VOICEINDONESIA.CO, Bandung – Menteri Ketenagakerjaan (Menaker), Yassierli menyoroti terkait produktivitas tenaga kerja Indonesia yang masih tertinggal dibanding negara-negara ASEAN. Ia mengingatkan, Indonesia berisiko disusul Vietnam dalam tiga tahun mendatang jika tidak segera berbenah.
Pernyataan itu disampaikan dalam kegiatan Penguatan Teknik Penyelesaian Perselisihan Hubungan Industrial di Bandung, Jawa Barat, Jumat (22/8/2025).
Yassierli menekankan bahwa transformasi ekosistem ketenagakerjaan dan penguatan mekanisme penyelesaian perselisihan hubungan industrial menjadi kunci untuk memperkuat daya saing nasional.
Baca Juga: Menaker Yassierli Lepas Delegasi Indonesia ke WorldSkills ASEAN 2025
Ia mengungkap kondisi mengkhawatirkan sistem penyelesaian perselisihan hubungan industrial di Indonesia. Saat ini, negara hanya memiliki 1.064 mediator untuk melayani jutaan perusahaan dengan lebih dari 150 juta pekerja.
“Saat ini jumlah mediator hubungan industrial hanya 1.064 orang, sementara mereka harus melayani potensi perselisihan dari jutaan perusahaan dengan lebih dari 150 juta pekerja. Kondisi ini menuntut peningkatan kapasitas, integritas, dan profesionalisme mediator,” kata Menaker Yassierli.
Baca Juga: Kemnaker Apresiasi Dunia Usaha Serap 10 Ribu Tenaga Kerja
Yassierli menyebutkan berbagai hambatan yang masih dihadapi sistem penyelesaian perselisihan, mulai dari kurangnya komunikasi efektif di tingkat perusahaan, keterbatasan jumlah mediator, hingga belum optimalnya peran Lembaga Kerja Sama (LKS) Bipartit.
Sebagai solusi, Kementerian Ketenagakerjaan tengah menyusun kerangka kerja maturitas hubungan industrial transformatif. Framework ini mendorong pengusaha dan pekerja membangun visi bersama, tidak sekadar hubungan industrial berbasis kepatuhan normatif.
“Hubungan industrial yang transformatif lahir dari komitmen bersama antara pemerintah, pengusaha, dan serikat pekerja. Inilah yang menjadi DNA ketenagakerjaan Indonesia adil, dan inklusif, menuju Indonesia Emas 2045,” ujar Yassierli.

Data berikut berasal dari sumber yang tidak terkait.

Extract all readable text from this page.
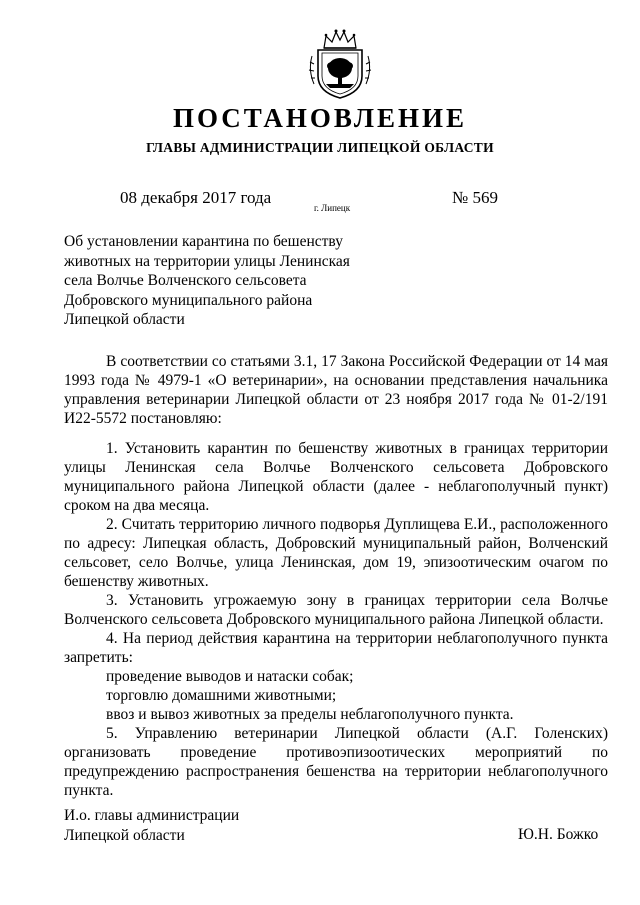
ПОСТАНОВЛЕНИЕ
ГЛАВЫ АДМИНИСТРАЦИИ ЛИПЕЦКОЙ ОБЛАСТИ
08 декабря 2017 года
г. Липецк
№ 569
Об установлении карантина по бешенству
животных на территории улицы Ленинская
села Волчье Волченского сельсовета
Добровского муниципального района
Липецкой области

В соответствии со статьями 3.1, 17 Закона Российской Федерации от 14 мая 1993 года № 4979-1 «О ветеринарии», на основании представления начальника управления ветеринарии Липецкой области от 23 ноября 2017 года № 01-2/191 И22-5572 постановляю:

1. Установить карантин по бешенству животных в границах территории улицы Ленинская села Волчье Волченского сельсовета Добровского муниципального района Липецкой области (далее - неблагополучный пункт) сроком на два месяца.

2. Считать территорию личного подворья Дуплищева Е.И., расположенного по адресу: Липецкая область, Добровский муниципальный район, Волченский сельсовет, село Волчье, улица Ленинская, дом 19, эпизоотическим очагом по бешенству животных.

3. Установить угрожаемую зону в границах территории села Волчье Волченского сельсовета Добровского муниципального района Липецкой области.

4. На период действия карантина на территории неблагополучного пункта запретить:

проведение выводов и натаски собак;

торговлю домашними животными;

ввоз и вывоз животных за пределы неблагополучного пункта.

5. Управлению ветеринарии Липецкой области (А.Г. Голенских) организовать проведение противоэпизоотических мероприятий по предупреждению распространения бешенства на территории неблагополучного пункта.

И.о. главы администрации
Липецкой области	Ю.Н. Божко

Sementara itu, Direktur Jenderal Pembinaan Hubungan Industrial dan Jaminan Sosial Tenaga Kerja (PHI-JSK) Kemnaker, Indah Anggoro Putri menjelaskan bahwa kegiatan ini bertujuan meningkatkan kapasitas SDM, mediator, dan serikat pekerja. Program ini fokus merancang sistem pengupahan yang terukur dan transparan serta membangun hubungan industrial yang harmonis.

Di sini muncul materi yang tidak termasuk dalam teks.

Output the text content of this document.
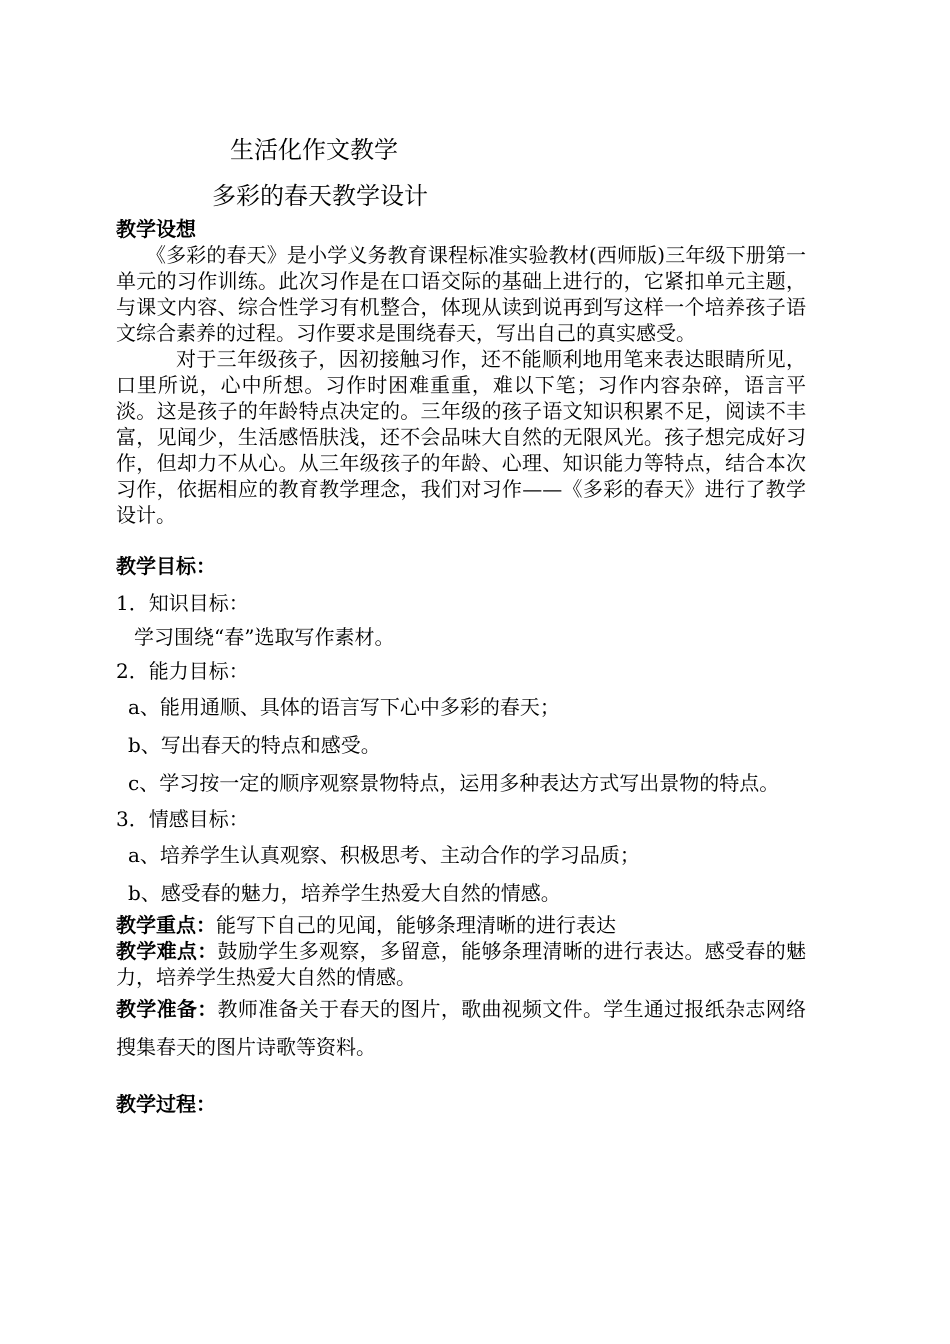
生活化作文教学
多彩的春天教学设计

教学设想

《多彩的春天》是小学义务教育课程标准实验教材(西师版)三年级下册第一单元的习作训练。此次习作是在口语交际的基础上进行的，它紧扣单元主题，与课文内容、综合性学习有机整合，体现从读到说再到写这样一个培养孩子语文综合素养的过程。习作要求是围绕春天，写出自己的真实感受。

对于三年级孩子，因初接触习作，还不能顺利地用笔来表达眼睛所见，口里所说，心中所想。习作时困难重重，难以下笔；习作内容杂碎，语言平淡。这是孩子的年龄特点决定的。三年级的孩子语文知识积累不足，阅读不丰富，见闻少，生活感悟肤浅，还不会品味大自然的无限风光。孩子想完成好习作，但却力不从心。从三年级孩子的年龄、心理、知识能力等特点，结合本次习作，依据相应的教育教学理念，我们对习作——《多彩的春天》进行了教学设计。

教学目标：

1．知识目标：

学习围绕“春”选取写作素材。

2．能力目标：

a、能用通顺、具体的语言写下心中多彩的春天；

b、写出春天的特点和感受。

c、学习按一定的顺序观察景物特点，运用多种表达方式写出景物的特点。

3．情感目标：

a、培养学生认真观察、积极思考、主动合作的学习品质；

b、感受春的魅力，培养学生热爱大自然的情感。

教学重点：能写下自己的见闻，能够条理清晰的进行表达

教学难点：鼓励学生多观察，多留意，能够条理清晰的进行表达。感受春的魅力，培养学生热爱大自然的情感。

教学准备：教师准备关于春天的图片，歌曲视频文件。学生通过报纸杂志网络搜集春天的图片诗歌等资料。

教学过程：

Putri menegaskan bahwa keberhasilan hubungan industrial tidak hanya ditentukan regulasi, tetapi juga komitmen semua pihak dalam menerapkan praktik terbaik.
“Kolaborasi tripartit antara pemerintah, pengusaha, dan serikat pekerja adalah fondasi penting untuk menciptakan ekosistem kerja yang kondusif, produktif, dan berkeadilan,” ucap Dirjen Putri.